Intervista a Maria Elena Boschi per «La Stampa» del 28-10-2025
di Franco Giubilei
È stato scoperto un altro sito che abbina il volto di donne conosciute a immagini pornografiche, c’è anche il suo di volto, che effetto le fa questa vicenda?
«Disgusto. È inaccettabile alterare le immagini di una persona senza consenso, soprattutto quando si tratta di nudi non voluti che mirano a minarne la credibilità professionale. È una forma di violenza. E provo anche vergogna, non certo per chi è vittima, ma per chi lucra su un sistema illegale e per chi guarda o condivide quelle immagini. Anni fa mi è capitato di subire fake news e foto manipolate, come quella del giuramento al Quirinale o quella in cui venivo associata a una ballerina di lap dance. Posso garantire che a chi è coinvolto non viene da ridere».
L’impressione è che ci siano molti siti del genere e che denunciare non basti.
«Purtroppo le denunce spesso cadono nel vuoto, anche perché è difficile risalire ai responsabili che cambiano identità digitale e Paese. E quando si arriva a denunciare, il danno è già fatto, ma bisogna comunque farlo. Non possiamo accettare che il web resti un far west dove tutto è consentito e nessuno paga mai».
I controlli online andrebbero potenziati?
«Certo, ma non è possibile un monitoraggio continuo. I siti si moltiplicano, chiudono e riaprono altrove. Negli ultimi anni le forze dell’ordine hanno fatto passi avanti, ma serve di più. Una nostra proposta è obbligare gli utenti a indicare la propria identità: se i “consumatori” di certe immagini fossero riconoscibili e sanzionabili, ci penserebbero due volte».

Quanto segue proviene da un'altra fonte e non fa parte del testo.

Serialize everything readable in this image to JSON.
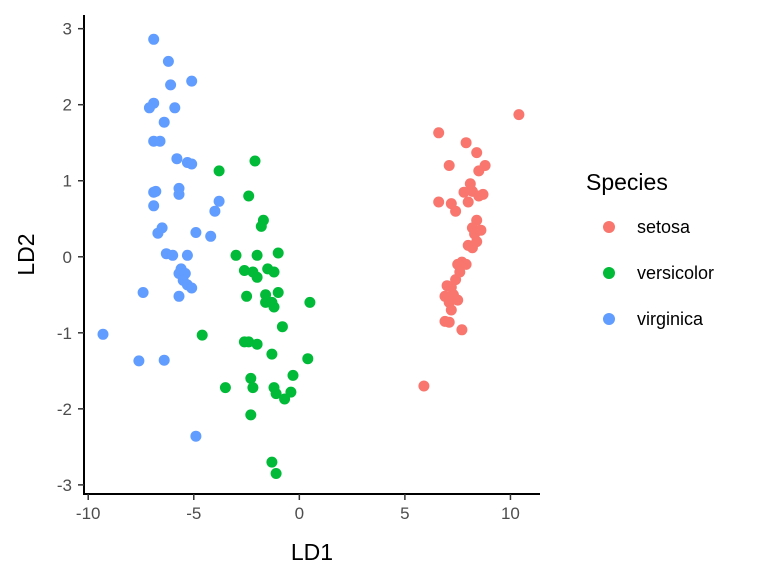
{
  "chart_data": {
    "type": "scatter",
    "title": "",
    "xlabel": "LD1",
    "ylabel": "LD2",
    "xlim": [
      -10.2,
      11.4
    ],
    "ylim": [
      -3.12,
      3.18
    ],
    "x_ticks": [
      -10,
      -5,
      0,
      5,
      10
    ],
    "x_tick_labels": [
      "-10",
      "-5",
      "0",
      "5",
      "10"
    ],
    "y_ticks": [
      -3,
      -2,
      -1,
      0,
      1,
      2,
      3
    ],
    "y_tick_labels": [
      "-3",
      "-2",
      "-1",
      "0",
      "1",
      "2",
      "3"
    ],
    "grid": false,
    "legend": {
      "title": "Species",
      "position": "right"
    },
    "series": [
      {
        "name": "setosa",
        "color": "#F8766D",
        "points": [
          [
            10.4,
            1.87
          ],
          [
            6.6,
            1.63
          ],
          [
            7.9,
            1.5
          ],
          [
            8.4,
            1.37
          ],
          [
            7.1,
            1.2
          ],
          [
            8.8,
            1.2
          ],
          [
            8.5,
            1.13
          ],
          [
            8.1,
            0.96
          ],
          [
            7.8,
            0.85
          ],
          [
            8.2,
            0.86
          ],
          [
            8.7,
            0.82
          ],
          [
            8.5,
            0.8
          ],
          [
            6.6,
            0.72
          ],
          [
            7.2,
            0.7
          ],
          [
            8.0,
            0.72
          ],
          [
            7.4,
            0.6
          ],
          [
            8.4,
            0.48
          ],
          [
            8.2,
            0.38
          ],
          [
            8.6,
            0.35
          ],
          [
            8.3,
            0.3
          ],
          [
            8.4,
            0.2
          ],
          [
            8.0,
            0.15
          ],
          [
            8.2,
            0.12
          ],
          [
            7.7,
            -0.07
          ],
          [
            7.5,
            -0.1
          ],
          [
            7.9,
            -0.1
          ],
          [
            7.6,
            -0.2
          ],
          [
            7.0,
            -0.38
          ],
          [
            7.2,
            -0.4
          ],
          [
            7.4,
            -0.3
          ],
          [
            6.9,
            -0.52
          ],
          [
            7.3,
            -0.5
          ],
          [
            7.1,
            -0.6
          ],
          [
            7.5,
            -0.57
          ],
          [
            7.2,
            -0.7
          ],
          [
            6.9,
            -0.85
          ],
          [
            7.1,
            -0.86
          ],
          [
            7.7,
            -0.96
          ],
          [
            5.9,
            -1.7
          ]
        ]
      },
      {
        "name": "versicolor",
        "color": "#00BA38",
        "points": [
          [
            -3.8,
            1.13
          ],
          [
            -2.1,
            1.26
          ],
          [
            -2.4,
            0.8
          ],
          [
            -1.7,
            0.48
          ],
          [
            -1.8,
            0.4
          ],
          [
            -3.0,
            0.02
          ],
          [
            -2.0,
            0.02
          ],
          [
            -1.0,
            0.05
          ],
          [
            -2.6,
            -0.18
          ],
          [
            -2.2,
            -0.2
          ],
          [
            -1.5,
            -0.16
          ],
          [
            -1.2,
            -0.2
          ],
          [
            -2.0,
            -0.27
          ],
          [
            -2.5,
            -0.52
          ],
          [
            -1.6,
            -0.5
          ],
          [
            -1.0,
            -0.47
          ],
          [
            -1.6,
            -0.6
          ],
          [
            -1.3,
            -0.6
          ],
          [
            -1.2,
            -0.66
          ],
          [
            0.5,
            -0.6
          ],
          [
            -0.8,
            -0.92
          ],
          [
            -4.6,
            -1.03
          ],
          [
            -2.6,
            -1.12
          ],
          [
            -2.4,
            -1.12
          ],
          [
            -2.0,
            -1.15
          ],
          [
            -1.3,
            -1.28
          ],
          [
            0.4,
            -1.34
          ],
          [
            -0.3,
            -1.56
          ],
          [
            -2.3,
            -1.6
          ],
          [
            -3.5,
            -1.72
          ],
          [
            -2.2,
            -1.72
          ],
          [
            -1.2,
            -1.72
          ],
          [
            -0.4,
            -1.78
          ],
          [
            -1.1,
            -1.8
          ],
          [
            -0.7,
            -1.87
          ],
          [
            -2.3,
            -2.08
          ],
          [
            -1.3,
            -2.7
          ],
          [
            -1.1,
            -2.85
          ]
        ]
      },
      {
        "name": "virginica",
        "color": "#619CFF",
        "points": [
          [
            -6.9,
            2.86
          ],
          [
            -6.2,
            2.57
          ],
          [
            -5.1,
            2.31
          ],
          [
            -6.1,
            2.26
          ],
          [
            -6.9,
            2.02
          ],
          [
            -7.1,
            1.96
          ],
          [
            -5.9,
            1.96
          ],
          [
            -6.4,
            1.77
          ],
          [
            -6.9,
            1.52
          ],
          [
            -6.6,
            1.52
          ],
          [
            -5.8,
            1.29
          ],
          [
            -5.3,
            1.24
          ],
          [
            -5.1,
            1.22
          ],
          [
            -6.9,
            0.85
          ],
          [
            -6.8,
            0.86
          ],
          [
            -5.7,
            0.9
          ],
          [
            -5.7,
            0.82
          ],
          [
            -3.8,
            0.73
          ],
          [
            -4.0,
            0.6
          ],
          [
            -6.9,
            0.67
          ],
          [
            -6.5,
            0.38
          ],
          [
            -6.7,
            0.31
          ],
          [
            -4.9,
            0.32
          ],
          [
            -4.2,
            0.27
          ],
          [
            -6.3,
            0.04
          ],
          [
            -6.0,
            0.02
          ],
          [
            -5.3,
            0.02
          ],
          [
            -5.6,
            -0.16
          ],
          [
            -5.7,
            -0.22
          ],
          [
            -5.4,
            -0.22
          ],
          [
            -5.5,
            -0.31
          ],
          [
            -5.3,
            -0.37
          ],
          [
            -5.1,
            -0.41
          ],
          [
            -5.7,
            -0.52
          ],
          [
            -7.4,
            -0.47
          ],
          [
            -9.3,
            -1.02
          ],
          [
            -7.6,
            -1.37
          ],
          [
            -6.4,
            -1.36
          ],
          [
            -4.9,
            -2.36
          ]
        ]
      }
    ]
  }
}
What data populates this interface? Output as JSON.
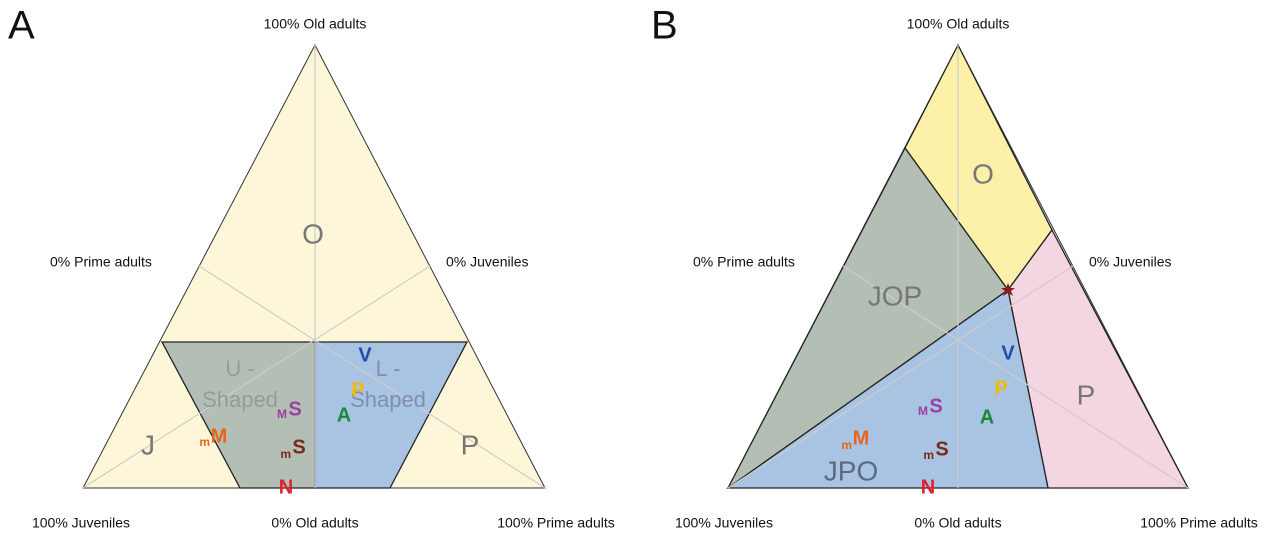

È possibile educare questi uomini a non servirsi di siti del genere?
«Uomini e donne, perché il problema non è a senso unico. Ma è un fatto che la maggioranza delle vittime, purtroppo, sono donne, mentre chi sfrutta o diffonde queste immagini sono quasi sempre uomini. E ha ragione Francesca Barra (che ha denunciato l’ultimo caso, ndr) a dire che serve un’alleanza culturale tra uomini e donne, fondata sul rispetto reciproco. Perché le sanzioni servono, ma da sole non bastano».
Serve un’educazione al rispetto fin da bambini?
«Si parte dalla famiglia, ma serve una società intera che educhi al rispetto dell’altro e a un rapporto sano con il corpo. Di certo la scuola è centrale, ma non si può delegarle tutto. E anche i media devono fare la loro parte. Trovo gravi i passi indietro di governo e maggioranza sul divieto di pubblicità sessiste e sull’educazione affettiva. Sono segnali preoccupanti».
C’è una sensibilità politica sufficiente?
«Giorgia Meloni, da presidente del Consiglio, da donna e da madre, dovrebbe promuovere un impegno comune su questi temi. Noi ci siamo e continueremo a proporlo in Parlamento. Vicende come questa tolgono ogni alibi: chi resta in silenzio è complice. Perché chiunque di noi, qualsiasi nostra figlia, potrebbe essere la prossima. E nessuna deve essere lasciata sola».